Some others had mixed feelings. Sudipta C said, "This would be a very positive move for relaunchers. We spend hours trying to draft our resumes so that our very relevant work experience stands out even if it's in the past. This kind of designation will help us on our career gap and highlight skills that are timeless.” But she also felt that “we have to remove the bias that people attach with the word ‘stay-at-home’. I just hope the title will not dissuade companies at first sight. "

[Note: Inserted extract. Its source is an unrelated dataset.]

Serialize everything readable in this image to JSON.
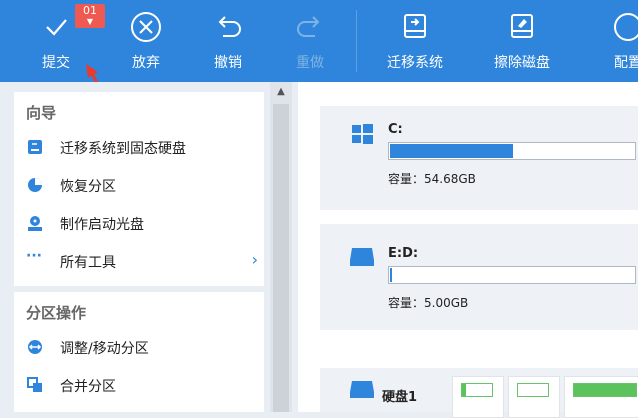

However, there were those with mixed feelings. Maria G. and Deepika R. were a bit more skeptical. Maria said, "I am not sure how many people would use it. I, personally, would not use it because I think that it's a title that has no recognition (maybe only by people who have families or have been in the same situation) and it's mostly undervalued." Deepika felt it might even hurt potential return-to-work candidates. "It is fine as long as employers don't use it as an opportunity to filter out potential skilled candidates."
Lalita P felt that the ‘Stay-at-home’ status does not need a defense, it is just a phase". As Nupur K sums up, “Stay at home is being recognized as work. This is fantastic and it gives me satisfaction that my contribution (as that of many other parents) is being valued. It perfectly describes the years I have taken to be away from work." Amen to that.